It was the turn of the Belgian designer Dries Van Noten – a man known for a discreetly beautiful aesthetic that has earned him an unusually loyal clientele – to take to the Paris catwalk yesterday. For autumn-winter 2008, he offered up an homage to the work of the people whose job it is to craft fine clothing.
While the collection was in no way masquerading as haute couture – Van Noten is far too diffident a man to make such a claim – elaborate embroideries, a depth and contrast of colour that was the most vivid of the season to date, and wildly imaginative print (the likes of which only a very few in the industry might ever rival) seemed not far off it.
The loose-fitting smock dresses that are a Van Noten signature came this time in ever-fashionable black and emblazoned with citrus-hued sound waves and exuberant florals in every colour from brightest poppy to turquoise.

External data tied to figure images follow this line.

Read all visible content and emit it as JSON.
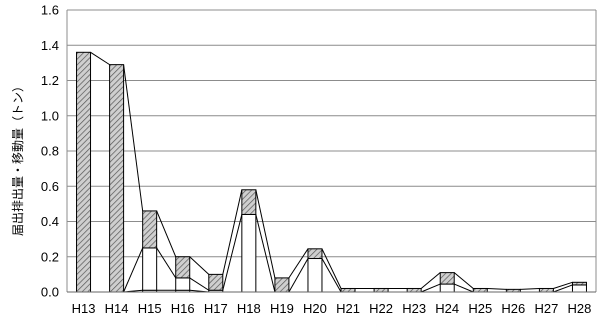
{
  "chart_data": {
    "type": "bar",
    "stacked": true,
    "connector_lines": true,
    "title": "",
    "xlabel": "",
    "ylabel": "届出排出量・移動量（トン）",
    "categories": [
      "H13",
      "H14",
      "H15",
      "H16",
      "H17",
      "H18",
      "H19",
      "H20",
      "H21",
      "H22",
      "H23",
      "H24",
      "H25",
      "H26",
      "H27",
      "H28"
    ],
    "ylim": [
      0,
      1.6
    ],
    "yticks": [
      "0.0",
      "0.2",
      "0.4",
      "0.6",
      "0.8",
      "1.0",
      "1.2",
      "1.4",
      "1.6"
    ],
    "grid": true,
    "legend": "none",
    "series": [
      {
        "fill": "#ffffff",
        "pattern": "none",
        "values": [
          0.0,
          0.0,
          0.01,
          0.01,
          0.0,
          0.0,
          0.0,
          0.0,
          0.0,
          0.0,
          0.0,
          0.0,
          0.0,
          0.0,
          0.0,
          0.0
        ]
      },
      {
        "fill": "#ffffff",
        "pattern": "none",
        "values": [
          0.0,
          0.0,
          0.24,
          0.07,
          0.01,
          0.44,
          0.0,
          0.19,
          0.0,
          0.0,
          0.0,
          0.045,
          0.0,
          0.0,
          0.0,
          0.04
        ]
      },
      {
        "fill": "#c8c8c8",
        "pattern": "diagonal-hatch",
        "values": [
          1.36,
          1.29,
          0.21,
          0.12,
          0.09,
          0.14,
          0.08,
          0.055,
          0.02,
          0.02,
          0.02,
          0.065,
          0.02,
          0.015,
          0.02,
          0.015
        ]
      }
    ]
  }
}
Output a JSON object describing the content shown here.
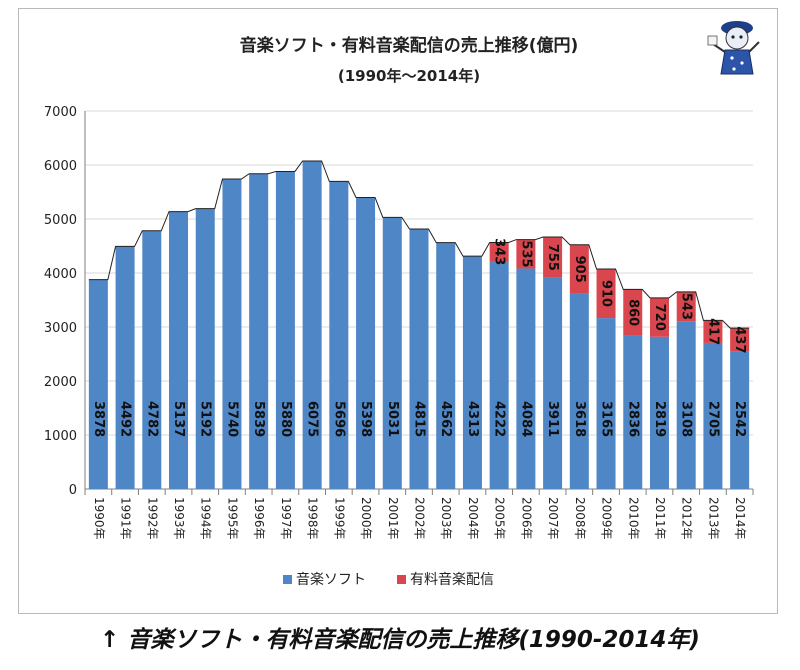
{
  "caption": "↑ 音楽ソフト・有料音楽配信の売上推移(1990-2014年)",
  "chart_data": {
    "type": "bar",
    "stacked": true,
    "title": "音楽ソフト・有料音楽配信の売上推移(億円)",
    "subtitle": "(1990年～2014年)",
    "categories": [
      "1990年",
      "1991年",
      "1992年",
      "1993年",
      "1994年",
      "1995年",
      "1996年",
      "1997年",
      "1998年",
      "1999年",
      "2000年",
      "2001年",
      "2002年",
      "2003年",
      "2004年",
      "2005年",
      "2006年",
      "2007年",
      "2008年",
      "2009年",
      "2010年",
      "2011年",
      "2012年",
      "2013年",
      "2014年"
    ],
    "series": [
      {
        "name": "音楽ソフト",
        "color": "#4f86c6",
        "values": [
          3878,
          4492,
          4782,
          5137,
          5192,
          5740,
          5839,
          5880,
          6075,
          5696,
          5398,
          5031,
          4815,
          4562,
          4313,
          4222,
          4084,
          3911,
          3618,
          3165,
          2836,
          2819,
          3108,
          2705,
          2542
        ]
      },
      {
        "name": "有料音楽配信",
        "color": "#d9464e",
        "values": [
          null,
          null,
          null,
          null,
          null,
          null,
          null,
          null,
          null,
          null,
          null,
          null,
          null,
          null,
          null,
          343,
          535,
          755,
          905,
          910,
          860,
          720,
          543,
          417,
          437
        ]
      }
    ],
    "ylim": [
      0,
      7000
    ],
    "yticks": [
      "0",
      "1000",
      "2000",
      "3000",
      "4000",
      "5000",
      "6000",
      "7000"
    ],
    "grid": true,
    "legend_position": "bottom"
  }
}
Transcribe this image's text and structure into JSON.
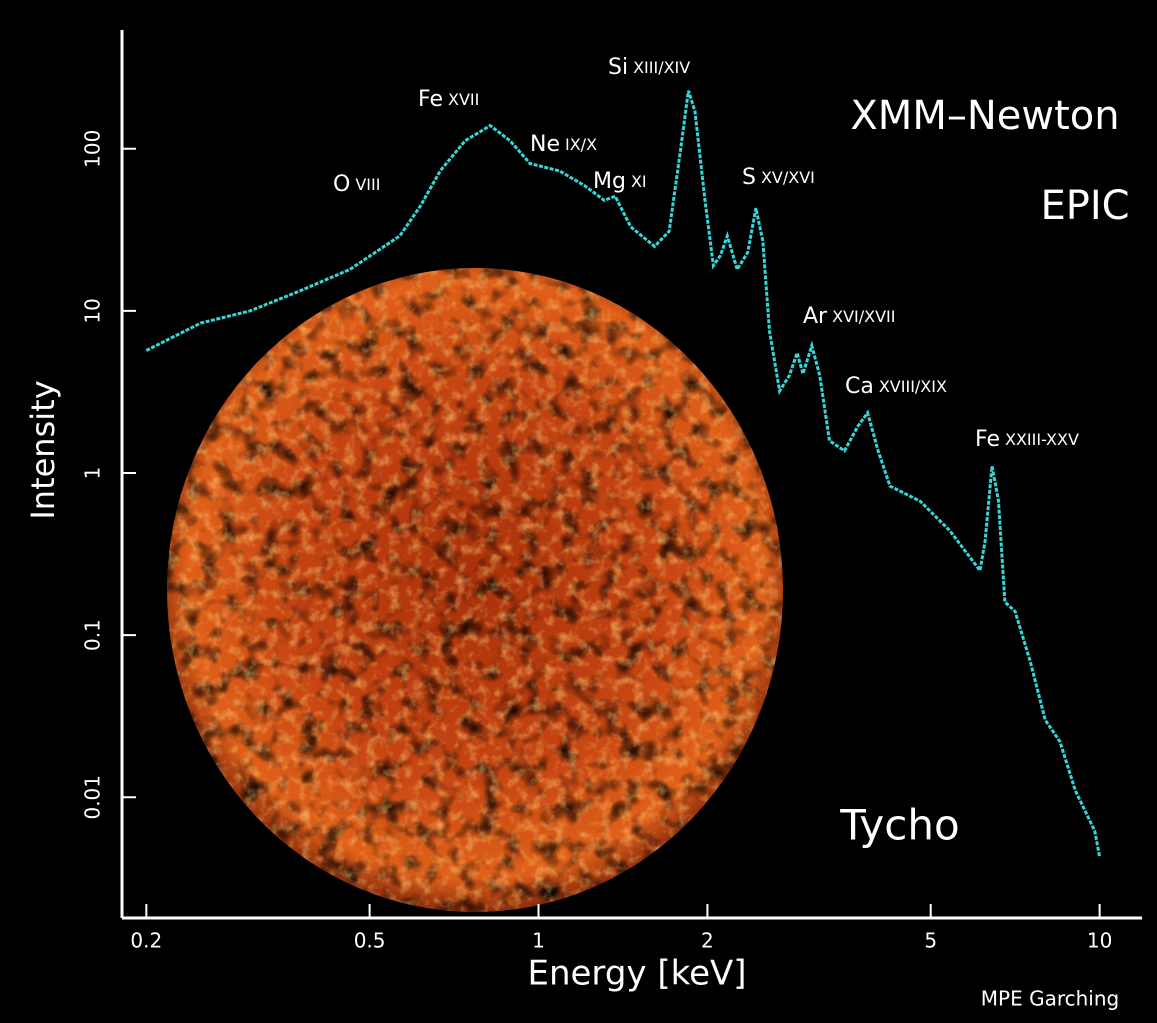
{
  "chart_data": {
    "type": "line",
    "title": "XMM–Newton",
    "subtitle": "EPIC",
    "object_label": "Tycho",
    "credit": "MPE Garching",
    "x_label": "Energy [keV]",
    "y_label": "Intensity",
    "log_x": true,
    "log_y": true,
    "xlim": [
      0.181,
      11.9
    ],
    "ylim": [
      0.0018,
      540
    ],
    "xticks": [
      0.2,
      0.5,
      1,
      2,
      5,
      10
    ],
    "yticks": [
      0.01,
      0.1,
      1,
      10,
      100
    ],
    "line_annotations": [
      {
        "element": "O",
        "ion": "VIII"
      },
      {
        "element": "Fe",
        "ion": "XVII"
      },
      {
        "element": "Ne",
        "ion": "IX/X"
      },
      {
        "element": "Mg",
        "ion": "XI"
      },
      {
        "element": "Si",
        "ion": "XIII/XIV"
      },
      {
        "element": "S",
        "ion": "XV/XVI"
      },
      {
        "element": "Ar",
        "ion": "XVI/XVII"
      },
      {
        "element": "Ca",
        "ion": "XVIII/XIX"
      },
      {
        "element": "Fe",
        "ion": "XXIII-XXV"
      }
    ],
    "x": [
      0.2,
      0.25,
      0.306,
      0.376,
      0.461,
      0.566,
      0.615,
      0.668,
      0.74,
      0.82,
      0.89,
      0.966,
      1.09,
      1.21,
      1.31,
      1.37,
      1.46,
      1.61,
      1.71,
      1.79,
      1.85,
      1.9,
      1.98,
      2.05,
      2.11,
      2.17,
      2.26,
      2.36,
      2.44,
      2.51,
      2.58,
      2.69,
      2.8,
      2.89,
      2.96,
      3.07,
      3.17,
      3.3,
      3.51,
      3.71,
      3.86,
      4.03,
      4.23,
      4.79,
      5.41,
      6.12,
      6.25,
      6.43,
      6.6,
      6.78,
      7.07,
      7.52,
      8.0,
      8.5,
      9.05,
      9.8,
      10.0
    ],
    "series": [
      {
        "color": "#35d6d8",
        "values": [
          5.7,
          8.4,
          10,
          13.3,
          18,
          29,
          44,
          73,
          112,
          139,
          112,
          81,
          73,
          59,
          48,
          51,
          33,
          25,
          31,
          97,
          228,
          171,
          48,
          19,
          22,
          29,
          18,
          23,
          43,
          27,
          7.5,
          3.2,
          4.0,
          5.5,
          4.1,
          6.1,
          4.0,
          1.58,
          1.37,
          1.95,
          2.35,
          1.37,
          0.83,
          0.67,
          0.44,
          0.25,
          0.38,
          1.1,
          0.68,
          0.16,
          0.14,
          0.069,
          0.03,
          0.022,
          0.011,
          0.0062,
          0.0043
        ]
      }
    ]
  }
}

Longer and more diaphanous Fortuny-pleat chiffon gowns were stamped with delicate meadow flowers and ethnographic prints. The woman who wears Dries Van Noten will love to team an oversized, distressed, crochet-knit sweater with a pretty tiered skirt in violet organza; she will effortlessly layer sweaters over dresses or trousers in contrasting prints.
Here were precious pieces, the like of which one might normally expect to find only in a particularly discerning vintage store; garments which might be worn for seasons – and even years – to come without ever dating. The end result? Clothing made with love and designed to be worn by women who would love them in return.
A rather more confrontational look made its way down the Comme des Garcons catwalk the night before. The famously elusive designer Rei Kawakubo would say only that it was a celebration of "bad taste" which, as the legendary fashion editor Diana Vreeland once said, is always better than "no taste at all".
It takes quite a talent to create a collection that is, at least in places, blatantly satirical but that will still live up to the expectations of some of the most stylish women in the world. In the end, Kawakubo did just that.